The mixture of dicarbonyl compound 2 (1 mmol) and 3-coumaranone 1a (1 mmol) was dissolved in methanol (10 mL), the clay  K10 (2 g)  was added, and the solvent was evaporated under vacuum with a rotary evaporator. The powder placed in a G10 tube was irradiated using a microwave (see conditions Table 1) with a Monowave 300 of Anton Paar. The powder was extracted with methanol (3 × 20 mL), and the solvent was evaporated. The resulting solid was chromatographed using preparative TLC (AcOEt/cyclohexane = 1/3). The colored acylaurones (orange to red) were characterized by ¹H, ¹³C NMR, and mass spectroscopy.

For example:

(E)-2-(2-oxo-1,2-diphenylethylidene)benzofuran-3(2H)-one (3a)

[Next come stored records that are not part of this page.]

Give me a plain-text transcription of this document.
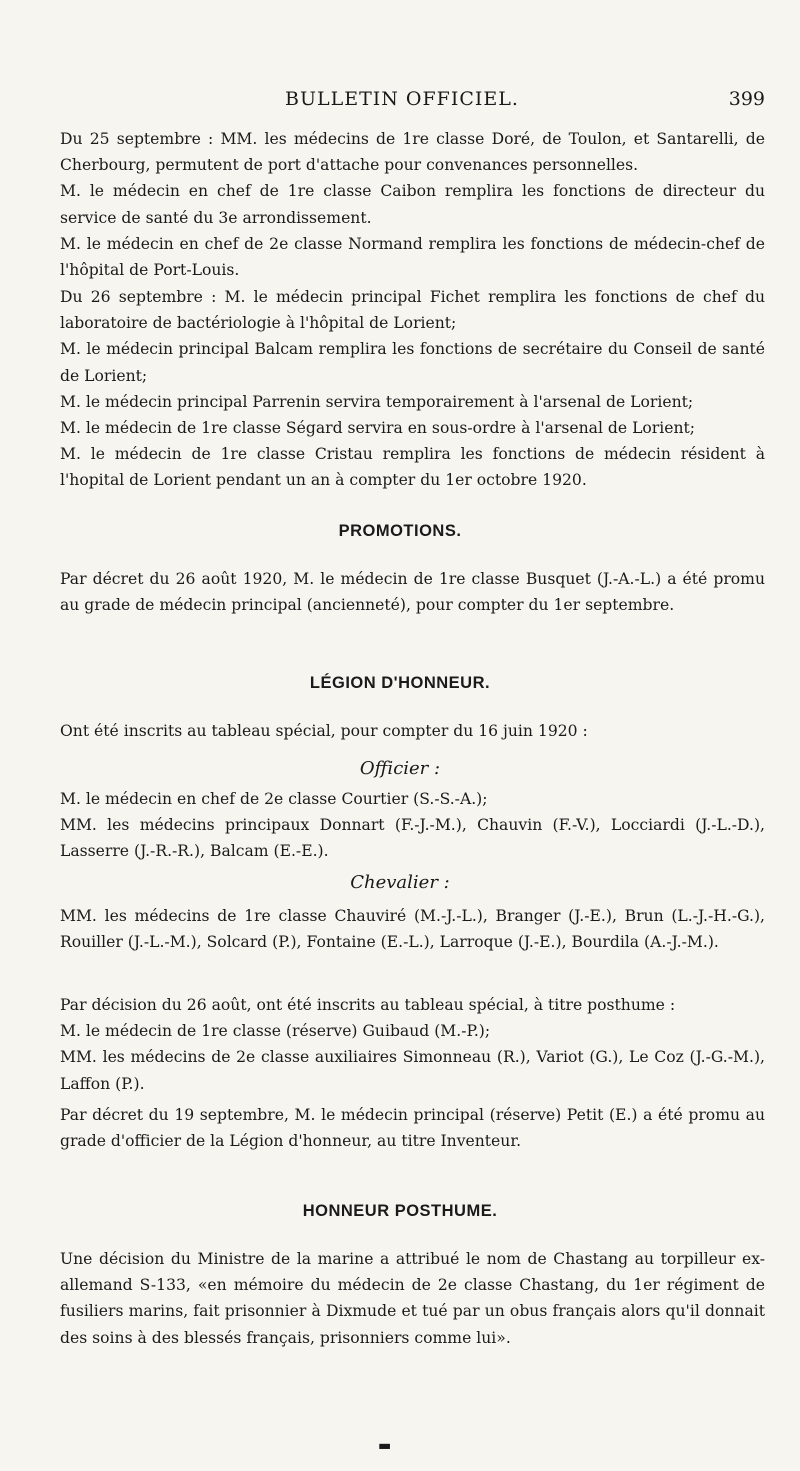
BULLETIN OFFICIEL.	399

Du 25 septembre : MM. les médecins de 1re classe Doré, de Toulon, et Santarelli, de Cherbourg, permutent de port d'attache pour convenances personnelles.

M. le médecin en chef de 1re classe Caibon remplira les fonctions de directeur du service de santé du 3e arrondissement.

M. le médecin en chef de 2e classe Normand remplira les fonctions de médecin-chef de l'hôpital de Port-Louis.

Du 26 septembre : M. le médecin principal Fichet remplira les fonctions de chef du laboratoire de bactériologie à l'hôpital de Lorient;

M. le médecin principal Balcam remplira les fonctions de secrétaire du Conseil de santé de Lorient;

M. le médecin principal Parrenin servira temporairement à l'arsenal de Lorient;

M. le médecin de 1re classe Ségard servira en sous-ordre à l'arsenal de Lorient;

M. le médecin de 1re classe Cristau remplira les fonctions de médecin résident à l'hopital de Lorient pendant un an à compter du 1er octobre 1920.

PROMOTIONS.

Par décret du 26 août 1920, M. le médecin de 1re classe Busquet (J.-A.-L.) a été promu au grade de médecin principal (ancienneté), pour compter du 1er septembre.

LÉGION D'HONNEUR.

Ont été inscrits au tableau spécial, pour compter du 16 juin 1920 :

Officier :

M. le médecin en chef de 2e classe Courtier (S.-S.-A.);

MM. les médecins principaux Donnart (F.-J.-M.), Chauvin (F.-V.), Locciardi (J.-L.-D.), Lasserre (J.-R.-R.), Balcam (E.-E.).

Chevalier :

MM. les médecins de 1re classe Chauviré (M.-J.-L.), Branger (J.-E.), Brun (L.-J.-H.-G.), Rouiller (J.-L.-M.), Solcard (P.), Fontaine (E.-L.), Larroque (J.-E.), Bourdila (A.-J.-M.).

Par décision du 26 août, ont été inscrits au tableau spécial, à titre posthume :

M. le médecin de 1re classe (réserve) Guibaud (M.-P.);

MM. les médecins de 2e classe auxiliaires Simonneau (R.), Variot (G.), Le Coz (J.-G.-M.), Laffon (P.).

Par décret du 19 septembre, M. le médecin principal (réserve) Petit (E.) a été promu au grade d'officier de la Légion d'honneur, au titre Inventeur.

HONNEUR POSTHUME.

Une décision du Ministre de la marine a attribué le nom de Chastang au torpilleur ex-allemand S-133, «en mémoire du médecin de 2e classe Chastang, du 1er régiment de fusiliers marins, fait prisonnier à Dixmude et tué par un obus français alors qu'il donnait des soins à des blessés français, prisonniers comme lui».

▬
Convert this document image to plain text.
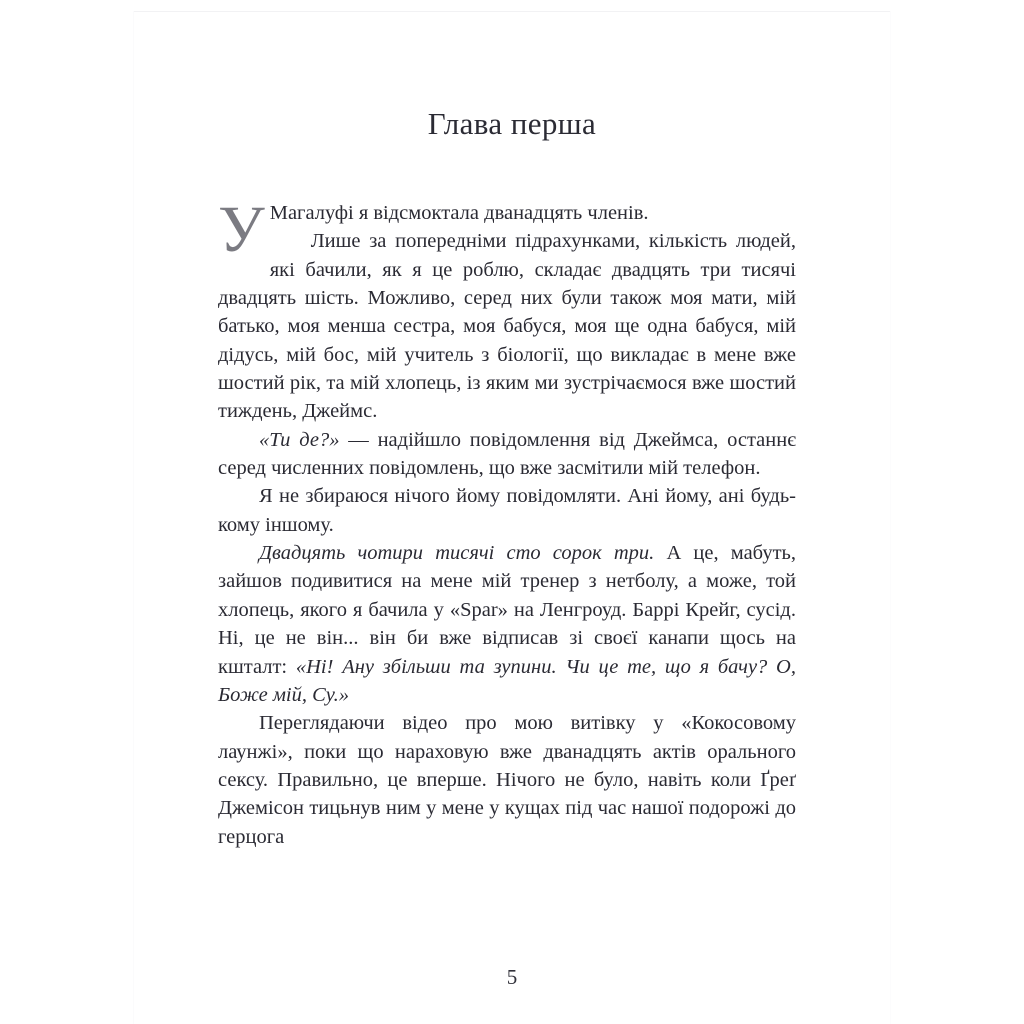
Глава перша

У Магалуфі я відсмоктала дванадцять членів.

Лише за попередніми підрахунками, кількість людей, які бачили, як я це роблю, складає двадцять три тисячі двадцять шість. Можливо, серед них були також моя мати, мій батько, моя менша сестра, моя бабуся, моя ще одна бабуся, мій дідусь, мій бос, мій учитель з біології, що викладає в мене вже шостий рік, та мій хлопець, із яким ми зустрічаємося вже шостий тиждень, Джеймс.

«Ти де?» — надійшло повідомлення від Джеймса, останнє серед численних повідомлень, що вже засмітили мій телефон.

Я не збираюся нічого йому повідомляти. Ані йому, ані будь-кому іншому.

Двадцять чотири тисячі сто сорок три. А це, мабуть, зайшов подивитися на мене мій тренер з нетболу, а може, той хлопець, якого я бачила у «Spar» на Ленгроуд. Баррі Крейг, сусід. Ні, це не він... він би вже відписав зі своєї канапи щось на кшталт: «Ні! Ану збільши та зупини. Чи це те, що я бачу? О, Боже мій, Су.»

Переглядаючи відео про мою витівку у «Кокосовому лаунжі», поки що нараховую вже дванадцять актів орального сексу. Правильно, це вперше. Нічого не було, навіть коли Ґреґ Джемісон тицьнув ним у мене у кущах під час нашої подорожі до герцога

5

Obtained fom benzil 2a and 3-coumaranone 1a as an orange solid, C₂₂H₁₄0₃, Mp =  175 °C; Rf = 0.64 (AcOEt).

¹H NMR: (400 MHz, CD₃Cl) δ 8.07 (m, 1Har); 7.88 (m, 1Har); 7.72 (m, 1Har); 7.63 (m, 1Har); 7.55 (m, 1Har); 7.54 (m, 1Har); and 7.46 (m, 1Har).

¹³C NMR: (400 MHz, CD₃Cl) δ 197.5 (CO); 182.6 (CO), 163.4, 156.2, 137.9, 135.2; 134.5; 132.6; 129.2; 128.9; 128.6; 128.5; 123.4; and 119.1

HRMS (M+1): 327.1021 calculated for C₂₂H₁₄0₃; found: 327.1020.

IR (cm⁻¹): 1681 (νCO); 1668 (νCO; 1600-1450(νC=C); and 1220 (-O-C).